Um proeminente “analista” de Hong Kong e ativista anti-China chamado Kong Tsung-gan tornou-se uma fonte de referência para a mídia ocidental. Uma investigação do The Grayzone confirma que Kong é uma identidade falsa empregada por um estadunidense, que é figura onipresente nos protestos locais.

Por Max Blumenthal* 

Um americano com ligações com a Anistia Internacional e importante figura nos protestos separatistas de Hong Kong tem posado online como um nativo de Hong Kong chamado Kong Tsung-gan. Citado rotineiramente como um ativista popular e escritor por grandes organizações de mídia e publicado na mídia de língua inglesa, o personagem fictício, Kong, parece ter sido planejado para disseminar propaganda anti-China por trás da falsa identidade.

Por meio da prolífica presença digital de Kong Tsung-gan e sua reputação não questionada na grande mídia ocidental, ele dissemina um fluxo constante de conteúdo exaltando a “luta pela liberdade” de Hong Kong, enquanto clama para que os EUA aumentem a pressão sobre a China.

Sussurros sobre a verdadeira identidade de Kong têm circulado nas redes sociais entre os residentes de Hong Kong, e até foram mencionados em um breve relato em dezembro passado pelo The Standard .

O Grayzone conversou com vários moradores locais indignados com uma façanha enganosa que consideraram não apenas antiética, mas racista. Eles disseram que mantiveram suas opiniões para si mesmos devido à atmosfera de intimidação que paira sobre a cidade, onde os autointitulados “lutadores da liberdade” perseguem e atacam qualquer pessoa que fale publicamente contra eles.
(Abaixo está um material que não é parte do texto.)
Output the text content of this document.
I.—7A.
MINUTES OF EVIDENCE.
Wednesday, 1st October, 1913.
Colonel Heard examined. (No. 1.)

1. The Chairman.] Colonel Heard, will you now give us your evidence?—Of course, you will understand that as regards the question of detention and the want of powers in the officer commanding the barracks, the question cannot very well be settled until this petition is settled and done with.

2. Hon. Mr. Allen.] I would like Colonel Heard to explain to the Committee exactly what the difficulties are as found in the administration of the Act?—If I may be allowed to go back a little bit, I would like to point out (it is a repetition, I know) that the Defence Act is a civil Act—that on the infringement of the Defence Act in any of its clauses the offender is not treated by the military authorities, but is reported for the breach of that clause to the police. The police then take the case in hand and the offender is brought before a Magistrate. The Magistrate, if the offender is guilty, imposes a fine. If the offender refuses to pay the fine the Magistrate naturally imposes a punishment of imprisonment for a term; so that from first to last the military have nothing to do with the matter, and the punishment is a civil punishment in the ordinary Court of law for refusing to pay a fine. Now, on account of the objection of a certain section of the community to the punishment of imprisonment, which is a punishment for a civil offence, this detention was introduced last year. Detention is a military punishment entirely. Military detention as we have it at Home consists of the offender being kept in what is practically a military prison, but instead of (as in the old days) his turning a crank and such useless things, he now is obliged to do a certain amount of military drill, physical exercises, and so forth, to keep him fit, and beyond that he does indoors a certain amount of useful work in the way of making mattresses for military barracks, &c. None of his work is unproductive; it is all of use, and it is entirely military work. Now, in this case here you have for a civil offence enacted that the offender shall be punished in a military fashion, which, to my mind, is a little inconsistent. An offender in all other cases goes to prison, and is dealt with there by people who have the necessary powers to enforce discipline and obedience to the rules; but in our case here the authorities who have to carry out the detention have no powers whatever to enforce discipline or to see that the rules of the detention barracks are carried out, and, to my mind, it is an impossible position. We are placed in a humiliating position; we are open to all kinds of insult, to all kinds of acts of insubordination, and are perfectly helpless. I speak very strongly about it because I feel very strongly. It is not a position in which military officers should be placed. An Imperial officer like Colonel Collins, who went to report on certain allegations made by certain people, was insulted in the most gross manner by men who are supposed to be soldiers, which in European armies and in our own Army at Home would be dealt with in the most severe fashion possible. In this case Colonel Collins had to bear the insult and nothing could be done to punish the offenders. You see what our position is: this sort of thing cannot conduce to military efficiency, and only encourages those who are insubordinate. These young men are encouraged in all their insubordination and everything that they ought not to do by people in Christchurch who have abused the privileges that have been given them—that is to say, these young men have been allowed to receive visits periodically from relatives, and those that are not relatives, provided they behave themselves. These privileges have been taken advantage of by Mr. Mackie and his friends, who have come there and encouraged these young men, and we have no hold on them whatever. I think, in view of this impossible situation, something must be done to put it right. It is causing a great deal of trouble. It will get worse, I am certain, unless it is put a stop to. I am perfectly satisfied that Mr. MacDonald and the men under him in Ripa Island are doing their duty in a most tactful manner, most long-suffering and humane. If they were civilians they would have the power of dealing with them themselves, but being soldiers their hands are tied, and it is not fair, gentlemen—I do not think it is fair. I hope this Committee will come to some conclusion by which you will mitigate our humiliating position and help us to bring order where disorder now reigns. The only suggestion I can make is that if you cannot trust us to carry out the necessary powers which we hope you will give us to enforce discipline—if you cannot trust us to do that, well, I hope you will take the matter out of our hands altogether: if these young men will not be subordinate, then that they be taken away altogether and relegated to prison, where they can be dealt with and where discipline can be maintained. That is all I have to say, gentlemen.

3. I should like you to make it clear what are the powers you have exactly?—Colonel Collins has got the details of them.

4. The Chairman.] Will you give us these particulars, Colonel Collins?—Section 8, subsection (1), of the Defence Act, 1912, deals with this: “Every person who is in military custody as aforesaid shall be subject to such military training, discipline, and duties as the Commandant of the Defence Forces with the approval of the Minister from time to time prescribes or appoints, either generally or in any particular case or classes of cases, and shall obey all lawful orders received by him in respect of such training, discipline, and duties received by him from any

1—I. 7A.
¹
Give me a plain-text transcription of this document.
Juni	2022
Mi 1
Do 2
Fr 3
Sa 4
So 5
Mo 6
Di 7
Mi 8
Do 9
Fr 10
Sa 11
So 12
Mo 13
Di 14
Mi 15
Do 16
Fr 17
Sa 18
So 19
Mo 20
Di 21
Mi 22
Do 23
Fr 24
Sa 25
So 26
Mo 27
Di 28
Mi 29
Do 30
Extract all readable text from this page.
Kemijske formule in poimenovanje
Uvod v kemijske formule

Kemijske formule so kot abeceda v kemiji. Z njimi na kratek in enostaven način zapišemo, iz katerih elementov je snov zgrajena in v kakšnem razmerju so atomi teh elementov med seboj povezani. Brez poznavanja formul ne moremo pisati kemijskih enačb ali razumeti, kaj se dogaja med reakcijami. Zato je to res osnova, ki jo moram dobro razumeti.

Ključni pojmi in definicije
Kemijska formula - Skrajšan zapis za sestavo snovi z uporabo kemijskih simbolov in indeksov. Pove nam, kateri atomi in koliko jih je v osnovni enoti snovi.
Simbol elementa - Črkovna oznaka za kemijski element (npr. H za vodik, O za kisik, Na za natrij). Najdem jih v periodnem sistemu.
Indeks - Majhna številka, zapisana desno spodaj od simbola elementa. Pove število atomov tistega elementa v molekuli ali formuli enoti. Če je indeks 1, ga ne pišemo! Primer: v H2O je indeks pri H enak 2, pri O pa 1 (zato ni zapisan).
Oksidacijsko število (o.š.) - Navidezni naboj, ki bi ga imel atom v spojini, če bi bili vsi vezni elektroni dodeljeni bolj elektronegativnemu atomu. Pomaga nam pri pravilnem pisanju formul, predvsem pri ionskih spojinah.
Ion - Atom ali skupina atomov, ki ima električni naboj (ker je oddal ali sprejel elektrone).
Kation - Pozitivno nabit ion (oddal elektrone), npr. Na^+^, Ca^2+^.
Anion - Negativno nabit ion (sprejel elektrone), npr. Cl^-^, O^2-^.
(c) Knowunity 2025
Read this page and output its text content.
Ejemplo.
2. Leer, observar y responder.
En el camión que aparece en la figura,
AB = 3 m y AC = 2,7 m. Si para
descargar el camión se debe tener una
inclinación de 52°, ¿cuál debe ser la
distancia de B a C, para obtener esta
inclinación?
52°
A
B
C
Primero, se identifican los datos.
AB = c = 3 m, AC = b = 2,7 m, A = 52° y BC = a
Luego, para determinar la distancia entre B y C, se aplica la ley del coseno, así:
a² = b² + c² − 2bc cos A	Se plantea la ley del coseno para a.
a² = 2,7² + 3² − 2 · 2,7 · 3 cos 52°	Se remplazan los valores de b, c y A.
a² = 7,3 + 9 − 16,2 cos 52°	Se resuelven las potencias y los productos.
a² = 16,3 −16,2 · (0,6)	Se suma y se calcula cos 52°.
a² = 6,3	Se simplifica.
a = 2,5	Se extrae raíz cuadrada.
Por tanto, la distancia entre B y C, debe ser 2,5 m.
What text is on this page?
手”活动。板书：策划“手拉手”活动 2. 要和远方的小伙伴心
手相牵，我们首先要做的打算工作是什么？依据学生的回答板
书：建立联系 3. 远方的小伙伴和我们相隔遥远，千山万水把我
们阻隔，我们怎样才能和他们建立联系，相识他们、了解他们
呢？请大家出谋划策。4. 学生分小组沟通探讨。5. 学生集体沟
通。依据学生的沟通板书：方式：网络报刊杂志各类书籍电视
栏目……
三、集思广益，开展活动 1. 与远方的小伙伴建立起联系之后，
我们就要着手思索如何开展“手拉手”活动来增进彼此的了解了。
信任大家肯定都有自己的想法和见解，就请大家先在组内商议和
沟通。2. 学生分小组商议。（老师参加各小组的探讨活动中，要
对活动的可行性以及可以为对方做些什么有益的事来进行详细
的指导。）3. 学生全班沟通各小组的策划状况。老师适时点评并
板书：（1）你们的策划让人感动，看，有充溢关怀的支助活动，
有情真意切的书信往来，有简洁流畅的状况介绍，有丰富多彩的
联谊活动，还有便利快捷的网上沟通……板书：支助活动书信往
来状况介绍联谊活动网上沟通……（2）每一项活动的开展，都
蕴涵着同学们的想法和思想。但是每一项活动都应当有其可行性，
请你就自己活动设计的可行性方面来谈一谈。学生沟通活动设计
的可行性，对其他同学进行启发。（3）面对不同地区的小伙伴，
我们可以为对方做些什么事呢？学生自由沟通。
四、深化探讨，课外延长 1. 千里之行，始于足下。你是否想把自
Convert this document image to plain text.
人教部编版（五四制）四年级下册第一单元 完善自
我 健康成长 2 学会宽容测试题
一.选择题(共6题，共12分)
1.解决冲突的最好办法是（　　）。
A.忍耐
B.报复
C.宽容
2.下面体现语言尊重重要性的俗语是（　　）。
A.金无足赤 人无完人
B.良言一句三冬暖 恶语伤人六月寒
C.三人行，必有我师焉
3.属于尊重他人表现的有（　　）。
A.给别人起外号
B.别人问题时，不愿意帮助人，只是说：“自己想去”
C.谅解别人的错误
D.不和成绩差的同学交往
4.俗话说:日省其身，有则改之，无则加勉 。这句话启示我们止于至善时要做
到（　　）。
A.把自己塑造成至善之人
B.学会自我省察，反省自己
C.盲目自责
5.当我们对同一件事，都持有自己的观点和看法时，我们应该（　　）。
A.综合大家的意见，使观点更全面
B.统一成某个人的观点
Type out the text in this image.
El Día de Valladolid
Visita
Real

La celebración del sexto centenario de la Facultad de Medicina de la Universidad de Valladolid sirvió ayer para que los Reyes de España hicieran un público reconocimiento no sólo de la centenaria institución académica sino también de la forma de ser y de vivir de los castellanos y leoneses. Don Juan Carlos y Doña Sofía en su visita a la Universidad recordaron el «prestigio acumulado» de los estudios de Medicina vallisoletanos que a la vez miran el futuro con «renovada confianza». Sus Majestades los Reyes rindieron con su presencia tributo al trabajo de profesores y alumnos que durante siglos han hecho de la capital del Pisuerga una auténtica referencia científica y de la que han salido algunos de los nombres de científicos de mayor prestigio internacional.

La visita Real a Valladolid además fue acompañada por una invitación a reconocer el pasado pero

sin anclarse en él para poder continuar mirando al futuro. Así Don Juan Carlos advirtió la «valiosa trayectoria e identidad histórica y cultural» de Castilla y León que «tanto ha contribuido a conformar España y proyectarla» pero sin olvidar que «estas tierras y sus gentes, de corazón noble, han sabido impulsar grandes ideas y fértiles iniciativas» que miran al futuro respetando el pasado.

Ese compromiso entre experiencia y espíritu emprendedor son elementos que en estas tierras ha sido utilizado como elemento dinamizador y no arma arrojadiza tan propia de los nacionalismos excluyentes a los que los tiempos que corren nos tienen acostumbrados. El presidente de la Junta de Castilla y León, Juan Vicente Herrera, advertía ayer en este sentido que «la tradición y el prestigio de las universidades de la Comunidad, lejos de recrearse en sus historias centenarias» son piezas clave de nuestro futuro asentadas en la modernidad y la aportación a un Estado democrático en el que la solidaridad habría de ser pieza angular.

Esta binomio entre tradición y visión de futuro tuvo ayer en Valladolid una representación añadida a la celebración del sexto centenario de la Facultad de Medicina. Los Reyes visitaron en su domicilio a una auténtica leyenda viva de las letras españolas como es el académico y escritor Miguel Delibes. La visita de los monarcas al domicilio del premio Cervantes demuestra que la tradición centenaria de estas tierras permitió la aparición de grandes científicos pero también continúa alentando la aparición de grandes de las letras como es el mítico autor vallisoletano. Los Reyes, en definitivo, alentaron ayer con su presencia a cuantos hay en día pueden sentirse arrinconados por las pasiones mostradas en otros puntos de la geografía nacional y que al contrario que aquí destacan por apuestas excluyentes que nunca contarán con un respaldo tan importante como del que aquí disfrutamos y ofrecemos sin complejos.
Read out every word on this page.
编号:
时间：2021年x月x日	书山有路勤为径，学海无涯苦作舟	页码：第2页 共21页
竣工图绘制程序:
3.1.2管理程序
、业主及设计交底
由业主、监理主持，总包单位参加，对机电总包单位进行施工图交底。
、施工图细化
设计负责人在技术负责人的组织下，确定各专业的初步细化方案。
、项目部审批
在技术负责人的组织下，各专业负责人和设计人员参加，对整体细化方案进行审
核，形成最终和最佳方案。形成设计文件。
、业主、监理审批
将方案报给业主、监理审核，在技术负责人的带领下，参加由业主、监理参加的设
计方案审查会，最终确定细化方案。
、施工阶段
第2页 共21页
Nesta investigação, The Grayzone conectou os pontos entre Kong e um homem americano que se tornou uma presença importante na mídia ocidental e em protestos em torno de Hong Kong. Nossa pesquisa indica que os editores de Kong e as lideranças proeminentes do protesto anti-China provavelmente estavam cientes da manobra enganosa.

Kong Tsung-gan irrompe na cena do Twitter de Hong Kong e se torna uma fonte de conteúdo anti-China

O usuário do Twitter Kong Tsung-gan (@KongTsungGan) apareceu pela primeira vez em março de 2015. Os primeiros tweets de Kong Tsung-gan incluíam comentários sobre o Tibete e o Movimento Umbrella de Hong Kong.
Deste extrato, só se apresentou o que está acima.